Three things are already clear.  One is that, for the first time, an EU military deployment is not only encountering significant violence (that has happened elsewhere, as in earlier operations in the Congo) but is fuelling violence in its own right. The second is that the consensus underpinning EU security cooperation is being severely strained by the experience. The third is that this combination of events was all too predictable.

This doesn’t just mean there were concrete warnings that Chad could turn ugly, although doubts were raised about the mission from very early on. The UN Secretariat – now responsible for over 55,000 peacekeepers in Africa, many of them in highly volatile situations – had resisted getting involved in Chad as there was “no peace to keep”. In private, European officials complained the mission’s proposed deployment (one year) was too short and its personnel far too few (analysts called for 10,000 troops or more). 

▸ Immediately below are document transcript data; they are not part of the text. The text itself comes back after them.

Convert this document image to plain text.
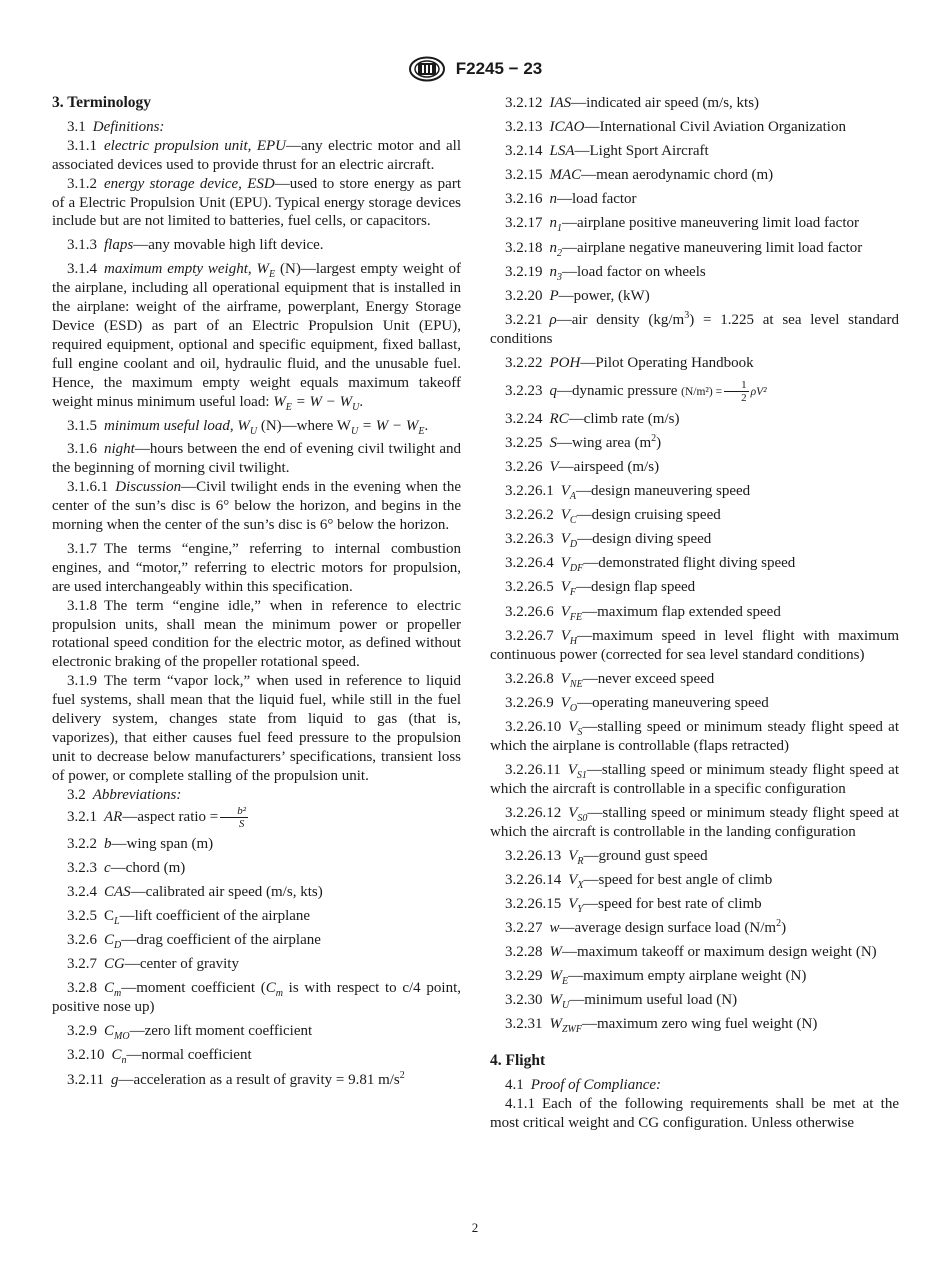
F2245 − 23

3. Terminology

3.1 Definitions:

3.1.1 electric propulsion unit, EPU—any electric motor and all associated devices used to provide thrust for an electric aircraft.

3.1.2 energy storage device, ESD—used to store energy as part of a Electric Propulsion Unit (EPU). Typical energy storage devices include but are not limited to batteries, fuel cells, or capacitors.

3.1.3 flaps—any movable high lift device.

3.1.4 maximum empty weight, $W_E$ (N)—largest empty weight of the airplane, including all operational equipment that is installed in the airplane: weight of the airframe, powerplant, Energy Storage Device (ESD) as part of an Electric Propulsion Unit (EPU), required equipment, optional and specific equipment, fixed ballast, full engine coolant and oil, hydraulic fluid, and the unusable fuel. Hence, the maximum empty weight equals maximum takeoff weight minus minimum useful load: $W_E = W - W_U$.

3.1.5 minimum useful load, $W_U$ (N)—where $W_U = W - W_E$.

3.1.6 night—hours between the end of evening civil twilight and the beginning of morning civil twilight.

3.1.6.1 Discussion—Civil twilight ends in the evening when the center of the sun’s disc is 6° below the horizon, and begins in the morning when the center of the sun’s disc is 6° below the horizon.

3.1.7 The terms “engine,” referring to internal combustion engines, and “motor,” referring to electric motors for propulsion, are used interchangeably within this specification.

3.1.8 The term “engine idle,” when in reference to electric propulsion units, shall mean the minimum power or propeller rotational speed condition for the electric motor, as defined without electronic braking of the propeller rotational speed.

3.1.9 The term “vapor lock,” when used in reference to liquid fuel systems, shall mean that the liquid fuel, while still in the fuel delivery system, changes state from liquid to gas (that is, vaporizes), that either causes fuel feed pressure to the propulsion unit to decrease below manufacturers’ specifications, transient loss of power, or complete stalling of the propulsion unit.

3.2 Abbreviations:

3.2.1 AR—aspect ratio = $\frac{\text{b²}}{S}$

3.2.2 b—wing span (m)

3.2.3 c—chord (m)

3.2.4 CAS—calibrated air speed (m/s, kts)

3.2.5 $C_L—lift$ coefficient of the airplane

3.2.6 $C_D—drag$ coefficient of the airplane

3.2.7 CG—center of gravity

3.2.8 $C_m—moment$ coefficient ($C_m$ is with respect to c/4 point, positive nose up)

3.2.9 $C_{MO}—zero$ lift moment coefficient

3.2.10 $C_n—normal$ coefficient

3.2.11 g—acceleration as a result of gravity = 9.81 $m/s^2$

3.2.12 IAS—indicated air speed (m/s, kts)

3.2.13 ICAO—International Civil Aviation Organization

3.2.14 LSA—Light Sport Aircraft

3.2.15 MAC—mean aerodynamic chord (m)

3.2.16 n—load factor

3.2.17 $n_1—airplane$ positive maneuvering limit load factor

3.2.18 $n_2—airplane$ negative maneuvering limit load factor

3.2.19 $n_3—load$ factor on wheels

3.2.20 P—power, (kW)

3.2.21 ρ—air density $(kg/m^3) = 1.225$ at sea level standard conditions

3.2.22 POH—Pilot Operating Handbook

3.2.23 q—dynamic pressure $(N/m^2) = \frac{1}{2} \rho V^2$

3.2.24 RC—climb rate (m/s)

3.2.25 S—wing area $(m^2)$

3.2.26 V—airspeed (m/s)

3.2.26.1 $V_A—design$ maneuvering speed

3.2.26.2 $V_C—design$ cruising speed

3.2.26.3 $V_D—design$ diving speed

3.2.26.4 $V_{DF}—demonstrated$ flight diving speed

3.2.26.5 $V_F—design$ flap speed

3.2.26.6 $V_{FE}—maximum$ flap extended speed

3.2.26.7 $V_H—maximum$ speed in level flight with maximum continuous power (corrected for sea level standard conditions)

3.2.26.8 $V_{NE}—never$ exceed speed

3.2.26.9 $V_O—operating$ maneuvering speed

3.2.26.10 $V_S—stalling$ speed or minimum steady flight speed at which the airplane is controllable (flaps retracted)

3.2.26.11 $V_{S1}—stalling$ speed or minimum steady flight speed at which the aircraft is controllable in a specific configuration

3.2.26.12 $V_{S0}—stalling$ speed or minimum steady flight speed at which the aircraft is controllable in the landing configuration

3.2.26.13 $V_R—ground$ gust speed

3.2.26.14 $V_X—speed$ for best angle of climb

3.2.26.15 $V_Y—speed$ for best rate of climb

3.2.27 w—average design surface load $(N/m^2)$

3.2.28 W—maximum takeoff or maximum design weight (N)

3.2.29 $W_E—maximum$ empty airplane weight (N)

3.2.30 $W_U—minimum$ useful load (N)

3.2.31 $W_{ZWF}—maximum$ zero wing fuel weight (N)

4. Flight

4.1 Proof of Compliance:

4.1.1 Each of the following requirements shall be met at the most critical weight and CG configuration. Unless otherwise

2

But, whatever the specifics of this crisis, the generic threat that an operation in Africa turning bad could harm European security cooperation has been present for far longer. That is because there has never been a real consensus on the need for such operations.

Today’s events probably won’t show up this lack of consensus too badly, as the dead man is French – had he been from one of the other contributors to the mission (Ireland, say, or Austria) there would probably have been an uproar.  But this is a sad day for the EU.

* Eagle-eyed Europhile readers may note an error in the article: I claim that the 2003 European Security Strategy doesn’t refer to Africa.  It does, and I knew that – sorry!